UNITED NATIONS (AP) - The United Nations rejected a claim for damages on behalf of more than 5,000 Haitian cholera victims and their families on Thursday, citing diplomatic immunity.
The claim was filed in November 2011 by the Institute for Justice and Democracy in Haiti, a Boston-based human rights group that contended the U.N. and its peacekeeping force are liable for hundreds of millions of dollars for failing to adequately screen peacekeeping soldiers.
It cited studies suggesting that the disease was inadvertently brought to Haiti by a U.N. battalion from Nepal, where cholera is endemic. A local contractor failed to properly sanitize the waste of a U.N. base, and the bacteria leaked into a tributary of one of Haiti’s biggest rivers, according to one study by a U.N.-appointed panel.
Cholera has sickened nearly 500,000 people and killed over 7,750 people since the outbreak began in October 2010, according to the Haitian government. About half the people in the country of 10 million have no bathroom at all and sanitation access is the worst in the Western Hemisphere.
U.N. spokesman Martin Nesirky said the United Nations informed representatives of the claimant of the U.N. rejection on Thursday.
Secretary-General Ban Ki-moon also called Haitian President Michel Martelly to inform him of the decision “and to reiterate the commitment of the United Nations to the elimination of cholera in Haiti,” Nesirky said.
Brian Concannon, the institute’s director, said that after 15 months, the rejection was a single sentence, based on the world organization’s immunity, which said the claims are “not receivable” because they concern “a review of political and policy matters.”
“Our case is about the U.N. dumping contaminated sewage in Haiti’s waters that has caused thousands of deaths,” he said. “Under this definition, any harm that the U.N. does to anybody would be a matter of policy.”
Concannon told The Associated Press: “We’re disappointed because the U.N. is passing up a chance to stop cholera’s killing, and to show leadership in promoting the rule of law.”
Mario Joseph, lead attorney for the victims, added: “It is disgraceful that the U.N. will not even consider compensating the thousands of families who have lost their children, mothers, fathers, brothers and sisters due to the UN’s wrongdoing.”
Concannon, a co-counsel for the victims, said the institute’s next step will be to go to a national court to seek compensation for the victims, “but we haven’t decided which one yet,” possibly in Haiti, the United States or Europe.
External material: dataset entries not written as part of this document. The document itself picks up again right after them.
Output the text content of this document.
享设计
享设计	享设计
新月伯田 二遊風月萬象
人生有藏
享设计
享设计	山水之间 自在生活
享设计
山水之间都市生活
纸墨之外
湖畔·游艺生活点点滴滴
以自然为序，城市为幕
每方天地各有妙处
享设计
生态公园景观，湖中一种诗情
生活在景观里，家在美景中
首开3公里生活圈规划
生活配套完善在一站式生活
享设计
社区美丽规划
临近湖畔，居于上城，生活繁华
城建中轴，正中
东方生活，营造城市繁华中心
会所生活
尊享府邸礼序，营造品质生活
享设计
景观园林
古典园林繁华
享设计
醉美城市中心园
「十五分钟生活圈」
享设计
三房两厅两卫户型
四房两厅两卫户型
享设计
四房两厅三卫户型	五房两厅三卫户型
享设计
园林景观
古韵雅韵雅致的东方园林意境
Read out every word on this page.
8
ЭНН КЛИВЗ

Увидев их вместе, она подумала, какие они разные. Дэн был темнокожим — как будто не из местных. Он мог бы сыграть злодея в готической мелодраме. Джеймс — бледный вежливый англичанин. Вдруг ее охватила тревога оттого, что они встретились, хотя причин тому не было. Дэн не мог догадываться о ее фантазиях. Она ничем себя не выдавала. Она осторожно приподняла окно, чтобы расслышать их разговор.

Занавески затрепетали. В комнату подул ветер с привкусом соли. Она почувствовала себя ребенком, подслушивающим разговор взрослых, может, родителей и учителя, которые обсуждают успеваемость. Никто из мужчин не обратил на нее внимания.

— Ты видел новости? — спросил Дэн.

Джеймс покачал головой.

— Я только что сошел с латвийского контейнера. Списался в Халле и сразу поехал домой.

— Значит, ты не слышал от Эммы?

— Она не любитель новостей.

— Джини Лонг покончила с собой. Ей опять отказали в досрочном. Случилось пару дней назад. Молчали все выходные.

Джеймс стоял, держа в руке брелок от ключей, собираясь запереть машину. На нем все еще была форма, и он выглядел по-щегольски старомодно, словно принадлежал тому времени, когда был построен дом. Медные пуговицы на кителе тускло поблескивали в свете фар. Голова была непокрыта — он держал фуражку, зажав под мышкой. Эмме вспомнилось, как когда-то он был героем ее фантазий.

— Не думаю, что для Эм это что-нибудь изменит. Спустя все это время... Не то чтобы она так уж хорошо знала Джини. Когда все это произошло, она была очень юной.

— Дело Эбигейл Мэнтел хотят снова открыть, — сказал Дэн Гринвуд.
The institute was seeking a minimum of $100,000 for each bereaved family and $50,000 for each cholera survivor.
When the compensation claim was filed with the secretary-general and the claims unit for the U.N. peacekeeping mission in Haiti in 2011, Concannon said he hoped the U.N. peacekeeping force would create a lifesaving program that would provide sanitation, potable water and medical treatment. He also said he wanted a public apology for the victims.
In December, Ban announced a $2.27 billion initiative to help eradicate cholera in Haiti and the Dominican Republic, which share the island of Hispaniola, and vowed to work aggressively to secure donations for the ambitious but still mostly unfunded 10-year plan.
Nesirky said Thursday that the secretary-general “again expresses his profound sympathy for the terrible suffering caused by the cholera epidemic, and calls on all partners in Haiti and the international community to work together to ensure better health and a better future for the people of Haiti.”